Locust Valley School District’s resolution to prohibit transgender students from using bathrooms and locker rooms that don’t align with their biological sex cannot be enforced thanks to a new order issued by state Education Commissioner Betty Rosa on Nov. 18.
The district’s bathroom ban — instituted by Locust Valley’s school board about a month earlier — is nearly identical to the also-frozen and first-in-the-state ban passed in Massapequajust weeks before.

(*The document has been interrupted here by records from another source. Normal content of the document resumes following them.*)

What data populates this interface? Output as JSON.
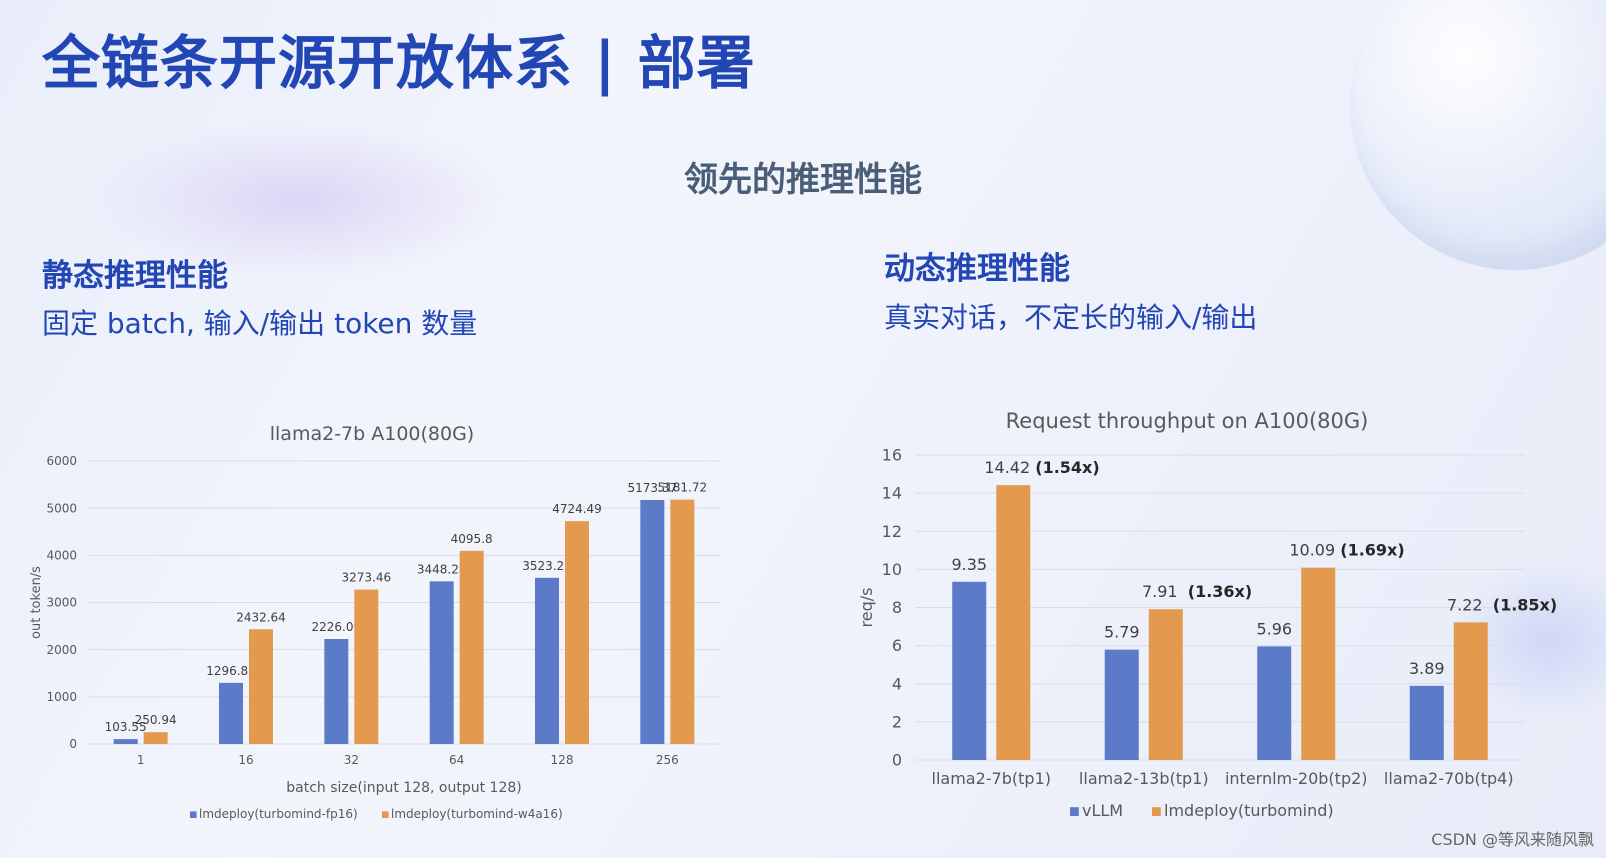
{
  "slide": {
    "title": "全链条开源开放体系 | 部署",
    "subtitle": "领先的推理性能",
    "left_section": {
      "heading": "静态推理性能",
      "description": "固定 batch, 输入/输出 token 数量"
    },
    "right_section": {
      "heading": "动态推理性能",
      "description": "真实对话，不定长的输入/输出"
    },
    "watermark": "CSDN @等风来随风飘"
  },
  "chart_data": [
    {
      "type": "bar",
      "title": "llama2-7b A100(80G)",
      "xlabel": "batch size(input 128, output 128)",
      "ylabel": "out token/s",
      "ylim": [
        0,
        6000
      ],
      "yticks": [
        "0",
        "1000",
        "2000",
        "3000",
        "4000",
        "5000",
        "6000"
      ],
      "categories": [
        "1",
        "16",
        "32",
        "64",
        "128",
        "256"
      ],
      "series": [
        {
          "name": "lmdeploy(turbomind-fp16)",
          "color": "#5b7bc8",
          "values": [
            103.55,
            1296.88,
            2226.09,
            3448.22,
            3523.22,
            5173.37
          ],
          "labels": [
            "103.55",
            "1296.88",
            "2226.09",
            "3448.22",
            "3523.22",
            "5173.37"
          ]
        },
        {
          "name": "lmdeploy(turbomind-w4a16)",
          "color": "#e39a4e",
          "values": [
            250.94,
            2432.64,
            3273.46,
            4095.8,
            4724.49,
            5181.72
          ],
          "labels": [
            "250.94",
            "2432.64",
            "3273.46",
            "4095.8",
            "4724.49",
            "5181.72"
          ]
        }
      ],
      "grid": true,
      "legend": "bottom"
    },
    {
      "type": "bar",
      "title": "Request throughput on A100(80G)",
      "xlabel": "",
      "ylabel": "req/s",
      "ylim": [
        0,
        16
      ],
      "yticks": [
        "0",
        "2",
        "4",
        "6",
        "8",
        "10",
        "12",
        "14",
        "16"
      ],
      "categories": [
        "llama2-7b(tp1)",
        "llama2-13b(tp1)",
        "internlm-20b(tp2)",
        "llama2-70b(tp4)"
      ],
      "series": [
        {
          "name": "vLLM",
          "color": "#5b7bc8",
          "values": [
            9.35,
            5.79,
            5.96,
            3.89
          ],
          "labels": [
            "9.35",
            "5.79",
            "5.96",
            "3.89"
          ]
        },
        {
          "name": "lmdeploy(turbomind)",
          "color": "#e39a4e",
          "values": [
            14.42,
            7.91,
            10.09,
            7.22
          ],
          "labels": [
            "14.42",
            "7.91",
            "10.09",
            "7.22"
          ],
          "annotations": [
            "(1.54x)",
            "(1.36x)",
            "(1.69x)",
            "(1.85x)"
          ]
        }
      ],
      "grid": true,
      "legend": "bottom"
    }
  ]
}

“In accordance with the Commissioner’s directive, and absent an overriding administrative or judicial determination, the district must now follow the Commissioner’s interpretation of state law, which is that students may use a bathroom or locker room consistent with their gender Identity,” the school board said in a statement.
Rosa’s order effectively ties Locust Valley to the ongoing legal battle already unfolding in Massapequa, where the New York Civil Liberties Union challenged the district’s policy on behalf of a transgender student.
In that case, the commissioner issued an interim stay in October preventing Massapequa from enforcing its resolution “pending an ultimate determination” — now adding Locust Valley as a related party because of the “near identical nature” of the two policies, the new order said.
The districts’ newly adopted policies had required all students to use bathrooms and locker rooms that matched their sex assigned at birth.

The Locust Valley school board said in its statement that it is now “navigating a complex and evolving legal landscape shaped by federal and state mandates” and “pursuing further legal counsel” as it sorts out the fallout from the commissioner’s order.
District officials have repeatedly cited Title IX and a January executive order issued by President Trump that declared there are only two sexes, male and female — and warned that federal funds “shall not be used to promote gender ideology” — as justification for the policy.

But state officials have said that New York’s laws protect transgender students’ access to restrooms and locker rooms that align with their chosen gender identity.
After being hit with the freeze, Massapequa escalated its fight and filed a federal lawsuit against the student’s parents, the commissioner and other top state officials.
The outcome of that case could have implications for Locust Valley, according to Rosa’s order.
Both Massapequa and Locust Valley are represented by lawyer Nicholas Rigano, who did not respond to a Post request for comment.